■クローンがいたら、どうするか?
先日、井浦新さん主演の映画「徒花-ADABANA-」を拝見しました。
(※マスコミ試写で)
クローンを扱った作品ではありますが、
これまでのクローン作品とは一味違った、趣のある作品でした。
<裕福な家庭で育ち、理想的な家族を築いている新次(井浦新)は、
死の危険が伴う病気になり、病院で療養していた。
新次は、一部の恵まれた上層階級の人間だけが治療のために提供される
もう一人のクローンの自分“それ”と対面し、
純粋で知的な“それ”にのめりこんでいく。>
現代人は「自分らしさ」を失いながら生きている。
それで、自分嫌いになってしまっている人もいる。
そんな中、自分とそっくりのクローンは、自分の特技、特徴を生かし、自分らしく生きていたら……。
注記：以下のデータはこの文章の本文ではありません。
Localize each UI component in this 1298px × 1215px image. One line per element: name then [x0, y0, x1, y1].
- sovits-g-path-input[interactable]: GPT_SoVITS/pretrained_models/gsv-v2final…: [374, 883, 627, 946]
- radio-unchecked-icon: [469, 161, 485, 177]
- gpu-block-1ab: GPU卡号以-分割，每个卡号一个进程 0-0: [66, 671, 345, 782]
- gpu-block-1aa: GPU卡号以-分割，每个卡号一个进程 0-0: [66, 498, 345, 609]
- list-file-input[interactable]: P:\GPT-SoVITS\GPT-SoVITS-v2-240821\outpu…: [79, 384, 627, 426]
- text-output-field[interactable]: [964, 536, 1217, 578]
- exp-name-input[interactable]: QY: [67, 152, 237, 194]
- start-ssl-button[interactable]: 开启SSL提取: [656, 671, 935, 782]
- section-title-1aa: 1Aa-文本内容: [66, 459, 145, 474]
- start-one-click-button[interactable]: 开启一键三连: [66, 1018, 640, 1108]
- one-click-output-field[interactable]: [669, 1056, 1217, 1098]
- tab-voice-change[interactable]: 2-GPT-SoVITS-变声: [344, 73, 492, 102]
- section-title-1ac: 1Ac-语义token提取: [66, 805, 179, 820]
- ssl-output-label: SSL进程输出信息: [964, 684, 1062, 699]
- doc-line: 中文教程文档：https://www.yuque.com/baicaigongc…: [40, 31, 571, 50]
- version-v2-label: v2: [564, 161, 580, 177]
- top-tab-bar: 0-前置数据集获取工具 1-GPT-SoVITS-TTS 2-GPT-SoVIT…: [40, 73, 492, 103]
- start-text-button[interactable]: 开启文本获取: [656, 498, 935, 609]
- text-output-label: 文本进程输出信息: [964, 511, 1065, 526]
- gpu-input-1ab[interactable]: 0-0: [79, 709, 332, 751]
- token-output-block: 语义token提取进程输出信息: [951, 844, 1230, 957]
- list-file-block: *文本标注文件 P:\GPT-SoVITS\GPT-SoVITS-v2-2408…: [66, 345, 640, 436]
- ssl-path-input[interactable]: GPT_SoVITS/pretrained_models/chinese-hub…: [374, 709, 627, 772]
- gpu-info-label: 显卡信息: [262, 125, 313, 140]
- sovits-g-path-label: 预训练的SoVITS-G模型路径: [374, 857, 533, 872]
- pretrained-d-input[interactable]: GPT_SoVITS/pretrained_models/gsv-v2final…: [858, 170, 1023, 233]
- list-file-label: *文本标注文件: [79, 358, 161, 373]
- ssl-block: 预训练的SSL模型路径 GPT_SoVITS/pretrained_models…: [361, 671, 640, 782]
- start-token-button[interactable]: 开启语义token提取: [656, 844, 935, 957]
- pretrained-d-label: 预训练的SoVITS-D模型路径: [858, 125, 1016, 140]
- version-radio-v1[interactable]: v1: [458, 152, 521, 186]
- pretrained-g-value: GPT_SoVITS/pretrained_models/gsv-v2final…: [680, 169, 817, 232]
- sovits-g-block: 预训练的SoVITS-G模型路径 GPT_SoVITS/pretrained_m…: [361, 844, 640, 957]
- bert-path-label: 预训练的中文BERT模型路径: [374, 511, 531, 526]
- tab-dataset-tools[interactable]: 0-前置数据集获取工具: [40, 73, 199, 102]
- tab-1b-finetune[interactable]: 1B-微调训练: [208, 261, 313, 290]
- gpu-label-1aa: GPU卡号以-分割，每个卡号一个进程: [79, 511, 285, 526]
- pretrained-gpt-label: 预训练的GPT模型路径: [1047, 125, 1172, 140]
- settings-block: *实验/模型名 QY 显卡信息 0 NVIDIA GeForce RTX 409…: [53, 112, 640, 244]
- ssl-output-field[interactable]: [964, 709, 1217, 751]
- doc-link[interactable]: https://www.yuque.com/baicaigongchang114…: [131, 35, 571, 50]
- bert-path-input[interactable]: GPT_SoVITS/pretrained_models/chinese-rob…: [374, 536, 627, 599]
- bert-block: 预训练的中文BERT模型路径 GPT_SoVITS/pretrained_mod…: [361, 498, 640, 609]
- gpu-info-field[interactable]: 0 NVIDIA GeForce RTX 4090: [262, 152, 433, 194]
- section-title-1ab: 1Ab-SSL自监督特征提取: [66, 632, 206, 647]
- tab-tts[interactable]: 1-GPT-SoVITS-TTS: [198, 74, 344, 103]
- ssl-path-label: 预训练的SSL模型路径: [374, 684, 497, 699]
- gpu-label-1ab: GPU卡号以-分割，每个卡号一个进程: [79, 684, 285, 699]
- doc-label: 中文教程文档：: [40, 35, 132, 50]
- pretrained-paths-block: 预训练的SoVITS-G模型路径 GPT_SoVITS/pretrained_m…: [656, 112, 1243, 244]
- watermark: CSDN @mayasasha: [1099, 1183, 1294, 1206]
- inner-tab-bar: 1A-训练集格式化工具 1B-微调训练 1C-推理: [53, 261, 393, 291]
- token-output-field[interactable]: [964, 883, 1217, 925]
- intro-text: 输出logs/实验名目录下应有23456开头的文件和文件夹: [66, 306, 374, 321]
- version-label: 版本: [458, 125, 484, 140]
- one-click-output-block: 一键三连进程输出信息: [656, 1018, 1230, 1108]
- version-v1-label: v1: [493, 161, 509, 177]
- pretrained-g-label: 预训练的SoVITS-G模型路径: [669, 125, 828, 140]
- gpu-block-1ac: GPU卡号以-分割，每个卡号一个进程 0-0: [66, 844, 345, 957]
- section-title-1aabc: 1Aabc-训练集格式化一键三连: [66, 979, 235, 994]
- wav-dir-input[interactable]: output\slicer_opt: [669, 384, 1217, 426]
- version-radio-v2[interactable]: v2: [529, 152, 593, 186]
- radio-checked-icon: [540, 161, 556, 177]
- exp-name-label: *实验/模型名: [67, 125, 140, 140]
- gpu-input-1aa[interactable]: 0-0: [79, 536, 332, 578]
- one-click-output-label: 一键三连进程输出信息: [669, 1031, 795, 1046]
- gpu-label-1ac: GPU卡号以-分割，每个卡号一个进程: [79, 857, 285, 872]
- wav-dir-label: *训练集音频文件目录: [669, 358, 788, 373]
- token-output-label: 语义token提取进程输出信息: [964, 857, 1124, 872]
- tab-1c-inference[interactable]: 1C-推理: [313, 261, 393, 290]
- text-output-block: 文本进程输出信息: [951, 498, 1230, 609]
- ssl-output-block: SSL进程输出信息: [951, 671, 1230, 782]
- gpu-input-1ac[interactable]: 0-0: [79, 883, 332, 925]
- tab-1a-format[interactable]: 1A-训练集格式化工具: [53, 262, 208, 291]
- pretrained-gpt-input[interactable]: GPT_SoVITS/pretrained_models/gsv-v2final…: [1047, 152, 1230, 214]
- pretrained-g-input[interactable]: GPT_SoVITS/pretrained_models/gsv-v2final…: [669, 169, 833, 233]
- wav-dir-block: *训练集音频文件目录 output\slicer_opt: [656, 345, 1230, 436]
人って環境や教育によっても随分、変わってくるから、もし自分らしくいられる環境、教育で大人になっていたら、「今の自分」とどう違うのか。
それは、「自分とクローン」というよりも、どれも自分で
「パラレルワールドによって違う自分」にすら思えるところもあるのかもしれません。
しかも、外の世界を知らないクローンは純粋無垢で「穢れのない自分のまま」だったら、そんな自分を見たときに、どう思うのか。
個人的に、もしそんな存在がいたら、たくさん対話をして、自分の失ったものを理解し、軌道修正したくなってくるかも。
ただ、結局、今の自分は「この世界で生きていくための術を持った自分」だから(警戒心とかも大事ですしね)、「クローンの自分」が理想的だったとしても、その自分でこの世界を生きていけるかどうかというと、分からないですよね。
だから、最終的には、今の自己を肯定するところもあるのかもしれません。
(※それは、心の穢れを肯定する、という意味ではなく、それはきちんと浄化していったほうがいいでしょうが)
◇
それはそうと、どんな理由であれ、自分のために自分のクローンを犠牲にできるのか、というと、倫理観によって変わってきますよね。
クローンを人間とみるのか、道具(それ)としてみるのか。
もちろん私は、もし自分のクローンがいたとしても、自分の犠牲になんてしないで、その存在はその存在で幸せに生きていてほしい、と思うもの(それが、自分にとって理想の姿ならなおさら)。
それでも、例えば自分が片腕を失ったとして、クローンの腕をもらえたら、不自由なく暮らせる場合、どうするのか?みたいなケースもあり得るわけで。